Step 2: Prepare the Data for Import
Clean and format the collected data appropriately. Ensure that all fields are correctly labeled and there are no inconsistencies. This might involve standardizing text, ensuring proper formatting, and validating that all necessary data points are included.
Step 3: Set Up Weaviate Instance
Install and set up a local or cloud-based Weaviate instance. Follow the official Weaviate documentation to configure your environment correctly. This includes setting up the Weaviate server and ensuring it is ready to accept data imports.
Step 4: Define a Schema in Weaviate
Create a schema in Weaviate that reflects the structure of the data collected from LinkedIn. This involves defining classes and properties that correspond to the data fields, such as company names, descriptions, and post content. Ensure that the schema is designed to accommodate all the data types you plan to import.
Step 5: Convert Data to JSON Format
Transform your cleaned and formatted data into JSON format, which is compatible with Weaviate's data import requirements.

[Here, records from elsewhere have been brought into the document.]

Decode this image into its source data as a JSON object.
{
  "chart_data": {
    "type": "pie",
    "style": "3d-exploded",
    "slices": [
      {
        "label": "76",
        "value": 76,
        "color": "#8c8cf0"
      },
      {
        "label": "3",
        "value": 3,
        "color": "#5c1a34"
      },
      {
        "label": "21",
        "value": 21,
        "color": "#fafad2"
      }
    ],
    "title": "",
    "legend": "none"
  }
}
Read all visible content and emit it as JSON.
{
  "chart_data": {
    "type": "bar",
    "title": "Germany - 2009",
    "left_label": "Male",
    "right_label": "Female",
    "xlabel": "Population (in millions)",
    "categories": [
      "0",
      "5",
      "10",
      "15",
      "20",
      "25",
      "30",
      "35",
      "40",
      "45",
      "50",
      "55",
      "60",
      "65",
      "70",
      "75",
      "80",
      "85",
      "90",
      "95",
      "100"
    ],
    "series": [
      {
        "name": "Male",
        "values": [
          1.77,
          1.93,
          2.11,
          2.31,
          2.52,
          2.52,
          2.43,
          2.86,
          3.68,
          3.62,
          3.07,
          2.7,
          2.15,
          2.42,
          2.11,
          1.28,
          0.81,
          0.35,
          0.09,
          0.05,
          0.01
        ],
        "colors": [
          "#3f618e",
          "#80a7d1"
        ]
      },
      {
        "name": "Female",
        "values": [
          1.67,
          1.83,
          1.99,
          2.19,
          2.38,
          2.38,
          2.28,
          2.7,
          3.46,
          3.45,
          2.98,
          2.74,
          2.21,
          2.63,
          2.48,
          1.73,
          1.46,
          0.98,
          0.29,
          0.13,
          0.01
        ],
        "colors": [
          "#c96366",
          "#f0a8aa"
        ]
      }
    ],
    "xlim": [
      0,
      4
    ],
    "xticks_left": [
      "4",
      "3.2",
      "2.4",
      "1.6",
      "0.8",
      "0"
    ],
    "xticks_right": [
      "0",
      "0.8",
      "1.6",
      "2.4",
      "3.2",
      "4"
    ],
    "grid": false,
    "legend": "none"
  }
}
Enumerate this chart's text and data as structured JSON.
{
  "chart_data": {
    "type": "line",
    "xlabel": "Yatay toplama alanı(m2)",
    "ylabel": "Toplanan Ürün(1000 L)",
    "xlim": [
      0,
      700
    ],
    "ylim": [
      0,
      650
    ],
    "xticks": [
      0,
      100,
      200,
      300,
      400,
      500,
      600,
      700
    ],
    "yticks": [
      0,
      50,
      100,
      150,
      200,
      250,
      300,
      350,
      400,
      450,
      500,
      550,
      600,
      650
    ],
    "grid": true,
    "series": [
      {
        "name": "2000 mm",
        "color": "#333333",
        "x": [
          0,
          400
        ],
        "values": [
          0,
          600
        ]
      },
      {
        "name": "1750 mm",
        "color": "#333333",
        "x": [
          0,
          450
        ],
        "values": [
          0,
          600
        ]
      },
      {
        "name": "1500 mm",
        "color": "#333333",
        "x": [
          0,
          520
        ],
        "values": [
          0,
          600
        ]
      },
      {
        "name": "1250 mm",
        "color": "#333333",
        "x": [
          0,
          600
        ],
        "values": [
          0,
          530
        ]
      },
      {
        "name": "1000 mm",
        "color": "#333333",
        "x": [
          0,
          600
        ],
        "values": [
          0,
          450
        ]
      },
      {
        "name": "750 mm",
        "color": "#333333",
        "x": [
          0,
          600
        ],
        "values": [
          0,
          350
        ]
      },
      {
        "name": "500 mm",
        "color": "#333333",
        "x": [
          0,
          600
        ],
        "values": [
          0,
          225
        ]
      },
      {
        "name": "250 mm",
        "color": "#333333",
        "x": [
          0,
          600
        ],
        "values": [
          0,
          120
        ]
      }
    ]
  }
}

Each entry in your dataset should correspond to a JSON object that matches the schema defined in Weaviate.
Step 6: Use Weaviate's REST API to Import Data
Utilize Weaviate's REST API to import the JSON data. You will need to write a script or use command-line tools like `curl` to send HTTP POST requests to your Weaviate instance, importing each JSON object into the appropriate class as defined in your schema.
Step 7: Verify and Validate Data Import
After importing the data, verify the integrity and accuracy of the data within Weaviate. Use Weaviate's querying capabilities to check that all data has been imported correctly and that it can be retrieved as expected. Make any necessary adjustments to the schema or data and re-import if needed.
By following these steps, you can effectively move data from LinkedIn pages into Weaviate without the need for third-party tools.